FIRST NATIONAL BANK LTD (WESBANK DIVISION) V MOOI NO & OTHERS (2009) 30 ILJ 336 (LC)

9. The mere wording within a contract, saying in Full and Final settlement does not in itself, constitute a waiver of rights.

MOFOKENG AND KSB PUMPS (2003) 24 ILJ 1756 (BCA)

10. For the elements of duress required in setting aside or rescinding a contract, one or more of five elements must be present.
i) Actual violence or reasonable fear.
ii) The fear must be caused by the threat of some considerable evil to the party or his family.
iii) It must be a threat of an imminent or inevitable evil.
iv) The threat or intimidation must be contra bonos mores.
v) The moral pressure used must have caused damage

BROODRYK V SMUTS NO 1942 TPD 47

11. In the alternative to duress, undue influence might have been exercised over the person. Undue influence is an accepted doctrine in South African law.

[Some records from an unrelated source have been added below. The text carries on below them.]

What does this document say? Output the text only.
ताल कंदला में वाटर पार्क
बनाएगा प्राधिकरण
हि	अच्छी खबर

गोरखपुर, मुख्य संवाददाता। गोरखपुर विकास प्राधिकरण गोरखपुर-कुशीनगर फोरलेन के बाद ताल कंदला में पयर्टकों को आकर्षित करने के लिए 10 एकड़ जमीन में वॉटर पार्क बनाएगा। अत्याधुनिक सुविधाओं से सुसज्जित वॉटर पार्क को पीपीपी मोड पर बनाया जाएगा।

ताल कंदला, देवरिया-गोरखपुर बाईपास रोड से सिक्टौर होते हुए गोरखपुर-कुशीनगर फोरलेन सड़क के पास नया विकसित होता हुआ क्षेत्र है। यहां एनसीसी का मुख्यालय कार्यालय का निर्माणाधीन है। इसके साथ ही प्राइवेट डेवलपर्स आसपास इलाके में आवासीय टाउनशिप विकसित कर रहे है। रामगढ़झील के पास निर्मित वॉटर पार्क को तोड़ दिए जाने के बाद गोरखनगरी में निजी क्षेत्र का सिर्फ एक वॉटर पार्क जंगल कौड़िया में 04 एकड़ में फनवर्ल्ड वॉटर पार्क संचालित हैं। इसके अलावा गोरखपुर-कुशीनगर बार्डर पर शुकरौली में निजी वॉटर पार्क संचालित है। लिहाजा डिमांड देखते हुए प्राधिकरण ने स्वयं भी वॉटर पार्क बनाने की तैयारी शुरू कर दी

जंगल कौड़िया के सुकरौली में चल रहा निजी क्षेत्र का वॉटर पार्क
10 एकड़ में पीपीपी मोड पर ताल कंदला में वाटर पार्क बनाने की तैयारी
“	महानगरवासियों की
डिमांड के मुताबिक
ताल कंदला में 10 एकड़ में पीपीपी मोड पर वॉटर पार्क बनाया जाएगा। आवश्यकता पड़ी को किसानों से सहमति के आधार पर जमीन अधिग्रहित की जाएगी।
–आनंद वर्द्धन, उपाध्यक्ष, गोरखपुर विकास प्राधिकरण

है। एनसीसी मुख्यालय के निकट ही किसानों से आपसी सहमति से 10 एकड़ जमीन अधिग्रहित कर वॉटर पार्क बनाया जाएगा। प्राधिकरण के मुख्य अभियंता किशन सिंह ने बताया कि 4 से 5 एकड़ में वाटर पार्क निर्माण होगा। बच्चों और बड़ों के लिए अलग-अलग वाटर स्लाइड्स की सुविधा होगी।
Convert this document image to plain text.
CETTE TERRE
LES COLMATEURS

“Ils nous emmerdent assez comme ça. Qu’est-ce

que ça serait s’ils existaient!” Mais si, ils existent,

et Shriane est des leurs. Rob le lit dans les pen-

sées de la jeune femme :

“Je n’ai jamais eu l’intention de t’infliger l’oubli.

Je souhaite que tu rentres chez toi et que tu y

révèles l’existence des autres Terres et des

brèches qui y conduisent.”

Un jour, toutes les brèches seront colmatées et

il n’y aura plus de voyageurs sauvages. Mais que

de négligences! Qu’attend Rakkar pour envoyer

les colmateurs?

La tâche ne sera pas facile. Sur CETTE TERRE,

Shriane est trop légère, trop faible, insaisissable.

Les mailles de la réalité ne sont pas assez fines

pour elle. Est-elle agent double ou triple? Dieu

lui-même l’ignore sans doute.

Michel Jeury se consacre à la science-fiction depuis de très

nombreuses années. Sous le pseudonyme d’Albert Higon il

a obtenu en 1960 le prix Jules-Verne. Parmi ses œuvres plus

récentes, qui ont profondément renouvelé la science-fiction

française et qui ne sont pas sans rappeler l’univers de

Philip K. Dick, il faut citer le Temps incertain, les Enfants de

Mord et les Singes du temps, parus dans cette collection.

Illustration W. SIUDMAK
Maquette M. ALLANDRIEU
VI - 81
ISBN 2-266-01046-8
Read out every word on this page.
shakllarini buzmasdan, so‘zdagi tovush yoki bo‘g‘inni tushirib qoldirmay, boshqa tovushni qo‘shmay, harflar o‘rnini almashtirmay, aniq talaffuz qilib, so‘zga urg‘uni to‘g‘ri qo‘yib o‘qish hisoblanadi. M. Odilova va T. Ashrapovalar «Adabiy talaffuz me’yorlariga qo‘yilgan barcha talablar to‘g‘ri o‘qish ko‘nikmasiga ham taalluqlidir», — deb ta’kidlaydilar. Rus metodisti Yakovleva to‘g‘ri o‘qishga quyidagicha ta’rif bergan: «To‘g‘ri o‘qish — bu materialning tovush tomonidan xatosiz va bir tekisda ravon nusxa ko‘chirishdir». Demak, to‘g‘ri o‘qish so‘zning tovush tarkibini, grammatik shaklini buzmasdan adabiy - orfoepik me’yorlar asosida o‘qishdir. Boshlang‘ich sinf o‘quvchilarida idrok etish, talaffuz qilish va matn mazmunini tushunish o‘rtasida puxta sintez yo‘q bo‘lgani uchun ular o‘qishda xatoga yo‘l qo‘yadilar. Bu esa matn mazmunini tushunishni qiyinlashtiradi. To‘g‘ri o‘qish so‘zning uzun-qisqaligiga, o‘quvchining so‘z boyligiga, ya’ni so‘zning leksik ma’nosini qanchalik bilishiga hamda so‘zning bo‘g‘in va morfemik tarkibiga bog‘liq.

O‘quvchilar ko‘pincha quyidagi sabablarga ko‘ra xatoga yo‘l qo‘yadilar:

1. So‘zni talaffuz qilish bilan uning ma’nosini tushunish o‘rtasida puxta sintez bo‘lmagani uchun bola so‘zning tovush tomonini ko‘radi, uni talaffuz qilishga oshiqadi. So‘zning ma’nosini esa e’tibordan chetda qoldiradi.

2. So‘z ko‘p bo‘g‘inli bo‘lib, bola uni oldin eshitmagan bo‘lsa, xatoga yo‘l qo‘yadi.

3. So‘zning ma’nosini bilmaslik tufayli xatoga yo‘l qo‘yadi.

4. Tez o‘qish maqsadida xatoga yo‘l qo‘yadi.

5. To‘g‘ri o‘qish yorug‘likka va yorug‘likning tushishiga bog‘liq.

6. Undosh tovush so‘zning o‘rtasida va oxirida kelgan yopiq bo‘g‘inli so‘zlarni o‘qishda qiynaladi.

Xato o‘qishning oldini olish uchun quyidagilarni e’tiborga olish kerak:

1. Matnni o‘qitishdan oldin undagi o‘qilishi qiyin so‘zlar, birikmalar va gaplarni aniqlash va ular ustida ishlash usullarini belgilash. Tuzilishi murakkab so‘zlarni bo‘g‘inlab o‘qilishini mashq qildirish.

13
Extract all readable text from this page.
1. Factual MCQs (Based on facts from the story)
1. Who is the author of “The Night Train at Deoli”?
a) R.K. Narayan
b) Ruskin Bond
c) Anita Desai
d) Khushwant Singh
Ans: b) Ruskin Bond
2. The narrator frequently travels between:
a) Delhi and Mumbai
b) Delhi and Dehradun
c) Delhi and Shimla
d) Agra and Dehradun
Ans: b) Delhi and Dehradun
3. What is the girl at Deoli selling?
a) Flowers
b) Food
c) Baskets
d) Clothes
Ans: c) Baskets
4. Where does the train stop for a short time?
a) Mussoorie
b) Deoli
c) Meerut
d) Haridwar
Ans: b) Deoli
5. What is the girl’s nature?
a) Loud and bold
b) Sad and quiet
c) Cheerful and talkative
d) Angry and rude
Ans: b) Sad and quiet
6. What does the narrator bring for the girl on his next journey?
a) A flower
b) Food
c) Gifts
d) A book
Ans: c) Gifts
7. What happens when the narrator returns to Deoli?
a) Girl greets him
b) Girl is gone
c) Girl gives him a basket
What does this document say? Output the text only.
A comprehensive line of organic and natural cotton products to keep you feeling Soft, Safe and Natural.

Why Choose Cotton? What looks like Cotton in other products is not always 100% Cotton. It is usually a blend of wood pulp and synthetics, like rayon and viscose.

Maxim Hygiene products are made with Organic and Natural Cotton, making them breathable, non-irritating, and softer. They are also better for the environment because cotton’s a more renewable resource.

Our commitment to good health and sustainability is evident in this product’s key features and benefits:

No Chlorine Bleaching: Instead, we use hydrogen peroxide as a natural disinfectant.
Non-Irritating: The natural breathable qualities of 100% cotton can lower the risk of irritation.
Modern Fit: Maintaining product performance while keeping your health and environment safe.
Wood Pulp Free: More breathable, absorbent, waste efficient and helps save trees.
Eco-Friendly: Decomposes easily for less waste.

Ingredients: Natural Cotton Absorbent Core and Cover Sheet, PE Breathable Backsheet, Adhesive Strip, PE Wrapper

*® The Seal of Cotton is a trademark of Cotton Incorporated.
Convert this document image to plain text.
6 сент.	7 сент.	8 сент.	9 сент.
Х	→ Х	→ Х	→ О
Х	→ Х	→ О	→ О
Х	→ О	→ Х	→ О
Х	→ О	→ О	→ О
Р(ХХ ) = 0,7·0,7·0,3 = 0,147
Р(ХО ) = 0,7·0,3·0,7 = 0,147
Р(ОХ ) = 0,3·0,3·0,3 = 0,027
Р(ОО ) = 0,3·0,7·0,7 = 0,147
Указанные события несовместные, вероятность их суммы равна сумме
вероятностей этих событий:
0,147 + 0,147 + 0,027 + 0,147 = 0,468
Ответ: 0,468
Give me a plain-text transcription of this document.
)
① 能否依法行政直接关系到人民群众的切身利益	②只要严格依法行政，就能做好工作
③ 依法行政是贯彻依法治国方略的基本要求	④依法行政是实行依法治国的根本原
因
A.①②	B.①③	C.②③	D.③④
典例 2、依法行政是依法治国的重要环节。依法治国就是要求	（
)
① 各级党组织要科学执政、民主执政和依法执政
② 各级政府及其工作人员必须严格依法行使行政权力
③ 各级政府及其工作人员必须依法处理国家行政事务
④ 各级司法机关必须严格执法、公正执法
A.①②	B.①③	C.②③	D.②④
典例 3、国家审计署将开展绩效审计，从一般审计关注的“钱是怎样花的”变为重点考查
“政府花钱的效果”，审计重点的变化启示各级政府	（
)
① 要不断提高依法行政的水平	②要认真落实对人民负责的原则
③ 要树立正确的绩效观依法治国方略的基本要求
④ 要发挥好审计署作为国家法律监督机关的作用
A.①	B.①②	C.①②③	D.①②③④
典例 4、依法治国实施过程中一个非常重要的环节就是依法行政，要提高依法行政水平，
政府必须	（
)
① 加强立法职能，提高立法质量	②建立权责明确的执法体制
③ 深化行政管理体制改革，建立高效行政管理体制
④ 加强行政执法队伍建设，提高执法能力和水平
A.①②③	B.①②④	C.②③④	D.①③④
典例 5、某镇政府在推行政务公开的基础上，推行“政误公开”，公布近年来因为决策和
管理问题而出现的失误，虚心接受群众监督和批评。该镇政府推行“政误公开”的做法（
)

If a party proves undue influence was exerted the contract must be set aside. The demonstration of undue influence is ascertained if one of the following factors exist:

i) the other party exercised influence over him
ii) that this influence weakened his powers of resistance and made his will pliable
iii) that the other party exercised his influence in an unscrupulous manner in order to induce him to consent to a transaction which firstly was to his detriment and secondly which he with normal free will would not have concluded.